Wenn ein Kinderfilm so wie Mailys Vallades und Liane-Cho Hans Langfilm-Debüt mit einer faktischen Behauptung der Existenz Gottes beginnt, ist das schon mal problematisch. Nicht nur für den säkularen Anteil der im Falle der animierten Adaption Amelie Nothombs biografischen Bestsellers „The Character of Rain“ besonders jungen Zuschauerschaft. Gerade religiös erzogene Kinder finden eine bedenkliche Bestätigung kreationistischer Konzepte in der süßlich-sentimentalen Story einer kolonialen Kleinkinderzeit im Japan der späten Nachkriegsjahre. Das verklärt die frühkindliche Perspektive der Titelfigur in ein exotisiertes Idyll.
In jener in post-impressionistischen Pastelltönen gehaltene Wunderwelt erlebt die auch als Off-Erzählerin fungierende Amélie (Stimme: Loise Charpentier) ihre ersten drei Lebensjahre. Als Tochter des belgischen Diplomaten Patrick (Marc Arnaud) und der Schauspielerin Daniele (Laetitia Coryn) wächst sie mit ihren älteren Geschwistern Juliette (Haylee Issembourg) und Andre (Isaac Schoumsky) in großbürgerlichem Wohlstand auf. Dazu gehört auch ihr junges japanisches Kinder- und Hausmädchen Nishio-San (Victoria Grobois), das dem lebhaften Mädchen seine volle Aufmerksamkeit und Zeit widmet.
Ein Leben jenseits ihrer Bedienstetenpflichten hat Nishio-San augenscheinlich nicht. In der Dramaturgie und Wahrnehmung der kleinen Protagonistin existiert sie einzig, um deren unersättliches Bedürfnis nach Aufmerksamkeit und Abenteuern zu befriedigen. Selbst eine formal originelle Szene, in der Nishio-San ihr Kriegstrauma offenbart, relativiert eine Entschuldigung: Nicht, dass die harsche Realität die neo-kolonialistische Nostalgie stört! Entsprechend feindselig erscheint die Vermieterin Kashima-San (Yumi Fujimori), die Nishio-San mit Verweis auf die Kriegsverbrechen erinnert, dass sie nicht zu Amélies Familie gehört.
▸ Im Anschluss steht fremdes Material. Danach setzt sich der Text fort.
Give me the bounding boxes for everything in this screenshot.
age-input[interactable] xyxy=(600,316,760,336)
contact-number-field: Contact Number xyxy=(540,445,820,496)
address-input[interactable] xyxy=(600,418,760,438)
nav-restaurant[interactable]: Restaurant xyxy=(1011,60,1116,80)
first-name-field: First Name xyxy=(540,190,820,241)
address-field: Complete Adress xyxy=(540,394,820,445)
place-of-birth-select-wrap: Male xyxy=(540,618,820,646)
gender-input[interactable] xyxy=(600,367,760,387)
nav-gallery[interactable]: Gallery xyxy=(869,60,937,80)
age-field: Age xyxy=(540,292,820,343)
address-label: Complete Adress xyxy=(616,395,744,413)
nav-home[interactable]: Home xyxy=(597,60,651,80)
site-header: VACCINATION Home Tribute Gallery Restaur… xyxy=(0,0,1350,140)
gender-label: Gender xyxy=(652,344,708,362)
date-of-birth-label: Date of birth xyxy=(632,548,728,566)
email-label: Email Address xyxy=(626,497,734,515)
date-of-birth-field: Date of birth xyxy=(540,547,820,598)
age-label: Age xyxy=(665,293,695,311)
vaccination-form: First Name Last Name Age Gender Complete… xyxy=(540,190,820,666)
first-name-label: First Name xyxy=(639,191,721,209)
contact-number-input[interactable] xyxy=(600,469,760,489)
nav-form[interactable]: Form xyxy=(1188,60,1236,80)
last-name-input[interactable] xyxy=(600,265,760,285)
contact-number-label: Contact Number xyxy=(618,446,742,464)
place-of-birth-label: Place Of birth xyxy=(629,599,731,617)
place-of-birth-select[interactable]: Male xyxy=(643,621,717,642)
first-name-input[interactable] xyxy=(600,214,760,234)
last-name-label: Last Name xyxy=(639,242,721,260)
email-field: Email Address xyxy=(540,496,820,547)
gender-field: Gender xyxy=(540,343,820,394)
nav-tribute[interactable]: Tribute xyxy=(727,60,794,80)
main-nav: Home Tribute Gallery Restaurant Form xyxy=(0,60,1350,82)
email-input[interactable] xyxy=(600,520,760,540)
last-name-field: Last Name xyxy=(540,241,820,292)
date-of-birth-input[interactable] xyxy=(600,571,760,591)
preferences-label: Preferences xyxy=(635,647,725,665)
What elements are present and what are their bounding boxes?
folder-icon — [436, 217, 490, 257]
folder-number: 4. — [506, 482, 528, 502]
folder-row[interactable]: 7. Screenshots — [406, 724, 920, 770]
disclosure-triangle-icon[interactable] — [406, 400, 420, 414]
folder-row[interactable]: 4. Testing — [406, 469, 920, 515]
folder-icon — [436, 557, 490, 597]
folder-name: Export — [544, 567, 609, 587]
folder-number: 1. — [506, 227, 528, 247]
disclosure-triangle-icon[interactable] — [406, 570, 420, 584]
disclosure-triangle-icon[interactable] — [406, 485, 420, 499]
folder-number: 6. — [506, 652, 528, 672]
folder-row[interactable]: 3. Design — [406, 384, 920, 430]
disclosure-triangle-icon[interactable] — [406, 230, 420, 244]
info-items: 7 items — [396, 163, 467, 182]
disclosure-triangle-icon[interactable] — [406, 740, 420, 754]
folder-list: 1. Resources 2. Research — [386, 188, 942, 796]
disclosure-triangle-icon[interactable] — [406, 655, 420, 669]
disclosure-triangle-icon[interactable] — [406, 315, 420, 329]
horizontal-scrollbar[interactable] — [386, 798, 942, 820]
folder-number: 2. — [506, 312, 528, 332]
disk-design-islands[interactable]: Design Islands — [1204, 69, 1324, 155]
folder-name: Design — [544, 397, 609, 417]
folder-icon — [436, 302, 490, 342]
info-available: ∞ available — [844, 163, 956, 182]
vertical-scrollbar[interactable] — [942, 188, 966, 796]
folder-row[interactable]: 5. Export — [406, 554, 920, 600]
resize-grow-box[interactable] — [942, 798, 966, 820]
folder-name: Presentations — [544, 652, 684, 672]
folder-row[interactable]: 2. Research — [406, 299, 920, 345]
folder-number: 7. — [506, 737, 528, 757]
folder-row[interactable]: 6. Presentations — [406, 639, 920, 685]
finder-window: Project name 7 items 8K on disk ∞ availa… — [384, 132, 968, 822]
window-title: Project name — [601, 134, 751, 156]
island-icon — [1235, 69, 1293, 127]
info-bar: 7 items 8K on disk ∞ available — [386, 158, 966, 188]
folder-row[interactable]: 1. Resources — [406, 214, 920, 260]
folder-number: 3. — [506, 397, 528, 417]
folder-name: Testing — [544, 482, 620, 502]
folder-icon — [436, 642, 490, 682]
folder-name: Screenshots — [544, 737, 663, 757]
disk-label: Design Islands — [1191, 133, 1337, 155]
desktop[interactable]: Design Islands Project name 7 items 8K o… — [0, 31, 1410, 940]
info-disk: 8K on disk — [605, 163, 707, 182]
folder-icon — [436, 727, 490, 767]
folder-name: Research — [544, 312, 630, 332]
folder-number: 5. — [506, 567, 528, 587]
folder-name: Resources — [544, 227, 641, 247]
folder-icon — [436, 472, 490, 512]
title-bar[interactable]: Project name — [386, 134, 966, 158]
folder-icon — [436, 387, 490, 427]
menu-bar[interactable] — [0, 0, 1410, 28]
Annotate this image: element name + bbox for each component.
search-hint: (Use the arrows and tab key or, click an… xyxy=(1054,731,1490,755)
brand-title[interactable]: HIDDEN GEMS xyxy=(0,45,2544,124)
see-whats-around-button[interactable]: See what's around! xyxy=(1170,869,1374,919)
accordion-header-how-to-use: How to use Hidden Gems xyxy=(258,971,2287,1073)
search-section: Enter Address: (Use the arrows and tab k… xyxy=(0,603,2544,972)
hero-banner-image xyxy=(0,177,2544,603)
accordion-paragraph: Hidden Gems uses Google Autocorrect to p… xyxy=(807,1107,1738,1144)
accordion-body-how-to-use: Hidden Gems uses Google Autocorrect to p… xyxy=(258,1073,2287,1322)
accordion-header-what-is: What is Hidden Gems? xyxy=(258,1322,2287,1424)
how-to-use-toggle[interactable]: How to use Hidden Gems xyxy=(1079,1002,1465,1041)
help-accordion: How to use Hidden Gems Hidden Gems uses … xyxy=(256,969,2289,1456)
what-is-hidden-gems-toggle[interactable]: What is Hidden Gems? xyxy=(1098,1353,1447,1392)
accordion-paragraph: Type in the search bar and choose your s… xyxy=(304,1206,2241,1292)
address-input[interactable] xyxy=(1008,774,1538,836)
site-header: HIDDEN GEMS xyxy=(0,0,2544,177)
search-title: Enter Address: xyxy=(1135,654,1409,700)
Die kolonialen, klassistischen und rassistischen Hierarchien, die in Dramaturgie und Charakterisierung allgegenwärtig sind, direkt anzusprechen, erscheint als hartherzige Rückständigkeit. Diese defensive Doppelmoral ist exemplarisch für die manipulative Inszenierung. Sie nutzt das Konzept kindlicher Unschuld zu einer historischen Absolution, die materielle, strukturell und politische Abhängigkeitsverhältnisse idealisiert. In Einklang rassistischer Stereotypen erscheint die eurozentrische Kultur als Maßstab, um die alles andere „das Fremde“ ist. Asiatische Erwachsene sind auf einem Niveau mit weißen Kindern, deren allegorische Egomanie legitimiert wird.
Weiche Formen, konturlose Silhouetten und zarte Pastelltöne betonen die infantile Idealisierung des subjektiven Szenarios Liane-Cho Hans und Mailys Vallades zärtlichen Zeichentrickfilms. Basierend auf Amélie Nothombs autobiografischen Anekdoten übernimmt die Handlung konsequent die kindliche Sichtweise ihrer Titelheldin. Deren Megalomanie und Machtanspruch werden als ebenso selbstverständlich und natürlich dargestellt wie die christlich-klerikalen und kolonialistischen Untertöne. Kleinkindliche Frustration scheint vor diesem Hintergrund relevanter als historische Traumata und rassistische Repression. Die impressionistische Imagination der symbolistischen Animationen lanciert narzisstischen Revisionismus.